If anything, the coronavirus which forced us into this lockdown has helped to expose the deep, underlying inequalities in our society once again. We have always known about these inequalities, but we have never been forced to do anything about them. This is as good a time as any to confront them head-on.

We need to find ways of treating the most vulnerable in our society, including the homeless, with the same kind of sensitivity and respect that we afford people in middle-class suburbs.

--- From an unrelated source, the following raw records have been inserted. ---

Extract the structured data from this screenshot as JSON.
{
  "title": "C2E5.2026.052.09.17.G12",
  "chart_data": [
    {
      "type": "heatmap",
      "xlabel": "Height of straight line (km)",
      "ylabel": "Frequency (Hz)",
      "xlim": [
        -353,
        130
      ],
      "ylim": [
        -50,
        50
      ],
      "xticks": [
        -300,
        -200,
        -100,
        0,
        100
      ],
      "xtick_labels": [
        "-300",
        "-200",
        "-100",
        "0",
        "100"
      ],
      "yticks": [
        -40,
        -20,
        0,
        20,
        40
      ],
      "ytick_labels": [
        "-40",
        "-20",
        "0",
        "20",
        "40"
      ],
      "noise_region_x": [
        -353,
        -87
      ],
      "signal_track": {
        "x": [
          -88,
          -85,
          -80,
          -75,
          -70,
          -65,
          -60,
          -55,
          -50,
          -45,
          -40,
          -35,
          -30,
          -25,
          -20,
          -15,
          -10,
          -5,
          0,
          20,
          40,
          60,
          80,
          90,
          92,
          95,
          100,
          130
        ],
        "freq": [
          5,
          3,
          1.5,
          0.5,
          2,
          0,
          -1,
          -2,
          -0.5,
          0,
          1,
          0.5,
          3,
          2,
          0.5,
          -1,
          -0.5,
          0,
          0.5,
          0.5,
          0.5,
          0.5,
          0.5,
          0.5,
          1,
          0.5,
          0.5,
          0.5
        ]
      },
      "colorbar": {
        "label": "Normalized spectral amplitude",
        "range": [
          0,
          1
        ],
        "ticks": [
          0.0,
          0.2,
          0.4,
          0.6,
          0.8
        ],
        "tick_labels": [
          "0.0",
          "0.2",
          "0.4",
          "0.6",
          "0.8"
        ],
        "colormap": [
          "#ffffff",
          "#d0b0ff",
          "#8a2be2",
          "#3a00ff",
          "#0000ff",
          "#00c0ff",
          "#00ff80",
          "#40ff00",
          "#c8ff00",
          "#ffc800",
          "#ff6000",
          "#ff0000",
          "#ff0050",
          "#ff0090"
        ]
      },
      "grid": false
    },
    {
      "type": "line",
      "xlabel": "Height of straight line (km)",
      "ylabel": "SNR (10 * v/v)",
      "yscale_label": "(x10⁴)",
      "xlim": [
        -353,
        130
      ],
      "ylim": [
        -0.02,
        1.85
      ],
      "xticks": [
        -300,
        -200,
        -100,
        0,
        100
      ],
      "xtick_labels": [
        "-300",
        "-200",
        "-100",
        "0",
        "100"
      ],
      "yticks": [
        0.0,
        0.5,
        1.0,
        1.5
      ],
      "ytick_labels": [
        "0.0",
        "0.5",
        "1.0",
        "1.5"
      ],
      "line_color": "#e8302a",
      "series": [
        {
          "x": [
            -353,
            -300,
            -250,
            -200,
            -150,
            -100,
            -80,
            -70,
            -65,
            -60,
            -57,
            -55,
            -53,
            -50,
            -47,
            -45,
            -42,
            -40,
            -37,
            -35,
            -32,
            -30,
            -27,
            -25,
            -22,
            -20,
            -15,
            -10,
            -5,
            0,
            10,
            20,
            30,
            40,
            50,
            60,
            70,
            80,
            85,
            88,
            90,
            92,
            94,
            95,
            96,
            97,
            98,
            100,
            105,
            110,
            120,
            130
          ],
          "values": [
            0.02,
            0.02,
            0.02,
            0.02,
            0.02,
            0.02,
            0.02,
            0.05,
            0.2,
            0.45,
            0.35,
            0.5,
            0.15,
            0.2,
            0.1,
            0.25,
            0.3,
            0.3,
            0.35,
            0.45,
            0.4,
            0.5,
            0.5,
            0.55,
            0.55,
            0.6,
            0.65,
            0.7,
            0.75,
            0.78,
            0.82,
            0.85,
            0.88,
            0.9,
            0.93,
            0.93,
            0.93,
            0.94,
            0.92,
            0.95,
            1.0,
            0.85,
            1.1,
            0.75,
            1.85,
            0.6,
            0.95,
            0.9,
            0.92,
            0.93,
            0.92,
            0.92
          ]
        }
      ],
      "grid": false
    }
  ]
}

Among the villains who exposed themselves over the past week was the Minister of Communications, Stella Ndabeni-Abrahams, who, despite the lockdown restrictions, went for a meal at the home of Mduduzi Manana, a former deputy minister who was convicted two years ago of assaulting two women at a Johannesburg nightclub.

Ndabeni-Abrahams has been put on two months special leave (one unpaid) by the President and has made a less-than-convincing public apology.

She became a victim of the ANC elite’s obsession with flaunting their luxurious lifestyles and political connections on social media. Manana could not resist posting a picture on social media of them having a meal.

He has also recently posted a styled video of his Gucci-inspired lifestyle on social media. The video, and other similar social media postings from senior ANC members, represents an “up yours” to the millions of mainly poor people who has voted for the ANC in successive elections without seeing a marked improvement in their lives. That this kind of behaviour is continuing in the middle of the worst crisis we have faced as a democracy, makes it even worse.

I am one of many who has publicly praised President Cyril Ramaphosa for his handling of the Covid-19 crisis, but I feel that, if he wants the public to support an extension of the lockdown – which seems very likely – then he needs to show that the same rules apply to everyone, including ministers, premiers and mayors. He needs to take firm action against transgressors, irrespective of their political position and standing. [Note: this column was written before the President announced the extension.]

While one can be disappointed by the President’s apparently soft handling of Ndabeni-Abrahams – coming soon after a bridal party was arrested and some people have even been killed by the police for much less – he has not ruled out further action. The police need to pursue legal charges against the minister and the ANC, as the governing party, needs to sanction her and other transgressing members.

The coronavirus has been indiscriminate and has paid little respect to class, race, sexual orientation, gender or age in its infections. It is time that we display the same kind of agnosticism in our attitude towards people who undermine our attempts to contain the virus.